Closed sentry-io[bot] closed 3 years ago
30-day impact: ~31 per day Users affected: 449 in the last 30d Last seen in: 12.4 (latest official release at the time of this comment)
https://sentry.io/share/issue/c467f624ddc244c593cf6442ae7d3cc2/
~Approx. number of crashes went from ~10/day to ~1 or 2/day on 2019-07-31 when 12.9 was released. Recommend closing after a check from a Groundskeeper to confirm.~ Ignore this note, there were a lot more reports but they hadn't yet been combined into one Sentry issue.
I think all these are related: https://sentry.io/organizations/a8c/issues/1016907463/ https://sentry.io/organizations/a8c/issues/1135428453/ https://sentry.io/organizations/a8c/issues/1015884491/ https://sentry.io/organizations/a8c/issues/1127609759/ https://sentry.io/organizations/a8c/issues/1134058068/ https://sentry.io/organizations/a8c/issues/1020752033/ https://sentry.io/organizations/a8c/issues/1136577321/ https://sentry.io/organizations/a8c/issues/1136758717/ https://sentry.io/organizations/a8c/issues/1136981428/ https://sentry.io/organizations/a8c/issues/1135419520/ https://sentry.io/organizations/a8c/issues/1136831605/ https://sentry.io/organizations/a8c/issues/1015751008/ https://sentry.io/organizations/a8c/issues/1019067932/ https://sentry.io/organizations/a8c/issues/1145277525/
It seems all the crashes are happening in Gutenberg. I haven't counted number of crashes per day but it's definitely not an infrequent crash.
@mkevins Would you mind taking a look at this crash? I'd need to setup up gutenberg environment and I'd probably spent a couple of days trying to understand how to project works:P. Thank you 🙇
@malinajirka certainly! :+1: I'll look into it.
There are a few IndexOutOfBoundsException
-related crashes with various root causes, however, this one looks familiar. What these all seem to have in common is that they occur during a call from ReactAztecManager
to the underlying EditText
methods (notably, setSpan
on android.text.SpannableStringBuilder
).
There is a comment here that may be relevant: https://github.com/WordPress/gutenberg/blob/master/packages/rich-text/src/component/index.native.js#L800 as it describes a workaround used in Gutenberg code to avoid setting the selection out of bounds. It works by anticipating AztecText
's mutation of the text buffer, in it's "clean-up" of html. When it detects that spaces will be trimmed, it safely avoids setting the selection.

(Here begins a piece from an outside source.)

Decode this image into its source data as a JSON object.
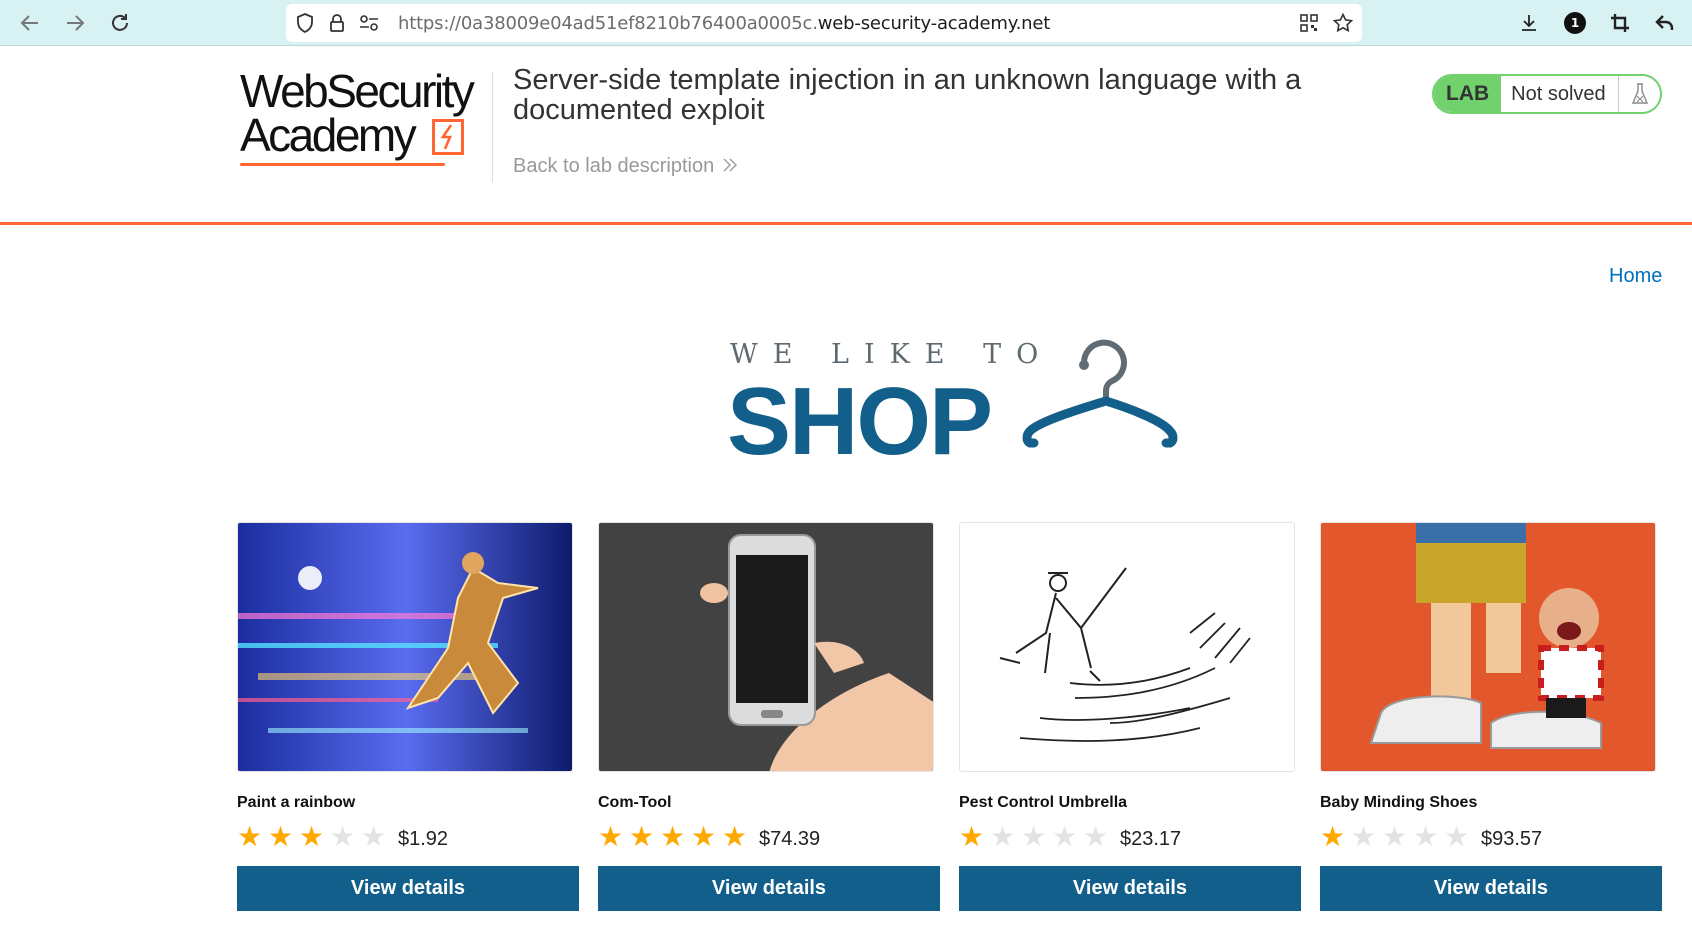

Another potential clue on this crash is that many of the exceptions are "off-by-one". I have been using the following jq
script to parse the sentry json data, to try to find a pattern:
#!/bin/bash
jq '
(
.exception.values[]
| select( .type | contains("IndexOutOfBoundsException") )
| {
value,
offBy: ( [.value | capture("(?<n>\\d+)"; "g")]
| map(.n|tonumber)
| .[2]-.[1]
),
modules: (.stacktrace.frames[-7:]
#| map(.function)
#| map(.abs_path)
| map(.module)
#| map(.in_app)
#| map(.lineno)
#| map(.filename)
#|join(",")
)
}
) +
( { breadcrumbs:
[
.breadcrumbs.values[]
#| select( .message | contains("WordPress-EDITOR") )
| select( .message | contains("will be trimmed for spaces") )
#| select( .message | contains("Processed HTML") )
| .message
][-1]
} )
'
Via cat sentry-file-*|./parse-9832
.
8 of the 14 cases listed have an IndexOutOfBoundsException caused by the index being off by 1:
I noticed that in some cases, the modules listed in the stacktrace leading up to android.text.SpannableStringBuilder
were not always the same. In some cases, android.widget.TextView
showed up, and in other cases, not. This may be a clue to what code paths are being touched, however, it did not appear to correlate to the differences "off-by-one" cases.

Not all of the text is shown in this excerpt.